In a case where a diaphragm of the aforesaid type is disposed adjacent to the emission side focal surface of the fly-eye lens, some of the secondary light source images formed by a plurality of the lens elements are able to superpose on the boundary portion between the light transmissive portion of the diaphragm and the light shielding portion of the same. This means a fact that the secondary light source image adjacent to the aforesaid boundary portion is shielded by the diaphragm or the same passes through the boundary portion on the contrary. That is, an unstable factor, such as the irradiation light quantity, is generated and another problem arises in that the light quantities of the light beams emitted from the aforesaid diaphragm and that are incident on the reticle become different from one another. Furthermore, in the inclination irradiation method, the positions of the four openings (in other words, the light quantity distribution in the Fourier transformed surface) must be changed in accordance with the degree of precision of the reticle pattern (the line width, or the pitch or the like). Therefore, a plurality of diaphragms must be made to be exchangeable in the irradiation optical system, causing a problem to arise in that the size of the apparatus is enlarged.

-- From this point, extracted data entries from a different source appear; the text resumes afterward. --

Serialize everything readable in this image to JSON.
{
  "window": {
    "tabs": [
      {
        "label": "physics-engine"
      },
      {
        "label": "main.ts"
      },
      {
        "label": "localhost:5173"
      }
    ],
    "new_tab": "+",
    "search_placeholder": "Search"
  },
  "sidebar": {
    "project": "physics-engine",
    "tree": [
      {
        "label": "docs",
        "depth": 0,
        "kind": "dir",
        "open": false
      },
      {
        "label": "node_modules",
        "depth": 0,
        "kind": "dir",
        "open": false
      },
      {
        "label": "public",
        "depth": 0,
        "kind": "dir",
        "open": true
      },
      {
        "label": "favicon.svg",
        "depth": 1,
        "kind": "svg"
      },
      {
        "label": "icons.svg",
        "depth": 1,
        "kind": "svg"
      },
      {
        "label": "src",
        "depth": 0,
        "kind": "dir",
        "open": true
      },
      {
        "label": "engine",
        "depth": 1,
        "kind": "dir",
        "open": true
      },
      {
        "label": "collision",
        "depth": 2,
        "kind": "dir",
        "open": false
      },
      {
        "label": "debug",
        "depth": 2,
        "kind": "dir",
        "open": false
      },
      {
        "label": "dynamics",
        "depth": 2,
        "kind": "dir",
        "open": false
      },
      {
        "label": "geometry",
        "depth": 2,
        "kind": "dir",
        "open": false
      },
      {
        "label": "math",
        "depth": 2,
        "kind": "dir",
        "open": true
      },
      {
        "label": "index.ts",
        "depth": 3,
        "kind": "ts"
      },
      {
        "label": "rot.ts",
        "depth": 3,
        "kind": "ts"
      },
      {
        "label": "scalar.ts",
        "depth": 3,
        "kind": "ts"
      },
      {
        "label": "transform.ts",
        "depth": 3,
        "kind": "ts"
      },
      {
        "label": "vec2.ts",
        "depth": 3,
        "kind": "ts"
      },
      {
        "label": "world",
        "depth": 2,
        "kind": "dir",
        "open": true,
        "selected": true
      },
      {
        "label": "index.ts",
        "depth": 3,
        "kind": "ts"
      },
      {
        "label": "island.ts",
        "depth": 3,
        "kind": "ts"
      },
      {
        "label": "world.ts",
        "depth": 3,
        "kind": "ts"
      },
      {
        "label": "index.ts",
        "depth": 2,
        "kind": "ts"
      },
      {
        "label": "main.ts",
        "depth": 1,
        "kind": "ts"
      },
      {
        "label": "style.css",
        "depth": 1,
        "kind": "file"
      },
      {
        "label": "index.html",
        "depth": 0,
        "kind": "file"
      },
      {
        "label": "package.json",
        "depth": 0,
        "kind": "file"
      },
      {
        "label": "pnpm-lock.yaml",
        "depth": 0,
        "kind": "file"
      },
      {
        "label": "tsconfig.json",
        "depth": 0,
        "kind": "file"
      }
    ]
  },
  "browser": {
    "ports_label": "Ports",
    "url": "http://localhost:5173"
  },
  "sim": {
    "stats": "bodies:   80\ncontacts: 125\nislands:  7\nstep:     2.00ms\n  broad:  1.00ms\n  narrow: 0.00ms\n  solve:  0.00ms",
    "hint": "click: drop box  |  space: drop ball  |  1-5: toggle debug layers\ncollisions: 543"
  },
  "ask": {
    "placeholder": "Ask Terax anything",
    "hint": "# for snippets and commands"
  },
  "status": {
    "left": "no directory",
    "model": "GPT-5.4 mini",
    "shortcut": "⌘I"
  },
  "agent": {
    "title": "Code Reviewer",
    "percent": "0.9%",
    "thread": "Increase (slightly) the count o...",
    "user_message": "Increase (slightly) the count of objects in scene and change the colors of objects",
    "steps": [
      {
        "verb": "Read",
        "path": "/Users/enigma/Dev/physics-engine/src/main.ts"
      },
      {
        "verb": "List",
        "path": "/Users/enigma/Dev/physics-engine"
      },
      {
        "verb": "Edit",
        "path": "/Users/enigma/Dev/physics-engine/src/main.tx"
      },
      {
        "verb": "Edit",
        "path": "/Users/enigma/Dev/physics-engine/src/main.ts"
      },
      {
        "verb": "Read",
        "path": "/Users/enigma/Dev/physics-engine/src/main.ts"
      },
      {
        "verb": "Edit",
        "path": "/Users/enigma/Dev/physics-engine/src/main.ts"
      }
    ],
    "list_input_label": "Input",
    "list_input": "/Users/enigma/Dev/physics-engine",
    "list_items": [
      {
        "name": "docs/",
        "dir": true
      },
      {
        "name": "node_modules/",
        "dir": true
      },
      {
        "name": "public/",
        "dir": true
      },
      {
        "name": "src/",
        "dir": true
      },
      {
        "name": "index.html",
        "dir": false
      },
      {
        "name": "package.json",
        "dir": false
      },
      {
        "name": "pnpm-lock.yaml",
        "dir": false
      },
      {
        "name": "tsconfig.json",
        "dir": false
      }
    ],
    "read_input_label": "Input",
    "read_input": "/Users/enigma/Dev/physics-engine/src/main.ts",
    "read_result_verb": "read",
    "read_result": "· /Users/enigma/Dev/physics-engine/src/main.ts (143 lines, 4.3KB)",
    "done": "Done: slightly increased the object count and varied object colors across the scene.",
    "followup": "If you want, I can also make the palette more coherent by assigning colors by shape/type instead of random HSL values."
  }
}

When a secondary light source formed on the reticle side focal surface of the fly-eye lens is considered in a case where the light source comprises a laser such as an excimer laser having a spatial coherence, the irradiation light beams corresponding to the lens elements have some considerable amount of coherence from each other. As a result, random interference fringes (speckle interference fringes) are formed on the surface of the reticle or the surface of the wafer which is in conjugate with the surface of the reticle, causing the illuminance uniformity to deteriorate. When its spatial frequency is considered here, a Fourier component corresponding to the minimum interval between the lens elements is present in main. That is, the number of combinations of light beams contributing to the interference is the largest. Therefore, fringes having a relatively low frequency (having a long pitch) in comparison to the limit resolution and formed to correspond to the configuration direction of the lens elements are observed on the surface of the reticle or the surface of the wafer. Although the formed interference fringes have low contrast because the KrF excimer laser has a relatively low spatial coherence, the interference fringe acts as parasite noise for the original pattern. The generation of the interference fringes causes a problem when the illuminance uniformity, which will be further required in the future, is improved. In the case where the annular zone irradiation method is considered, the aforesaid noise concentrically superposes in the vicinity of the limit resolution, and therefore the influence of the noise is relatively critical in comparison to the ordinary irradiation method (see FIG. 14).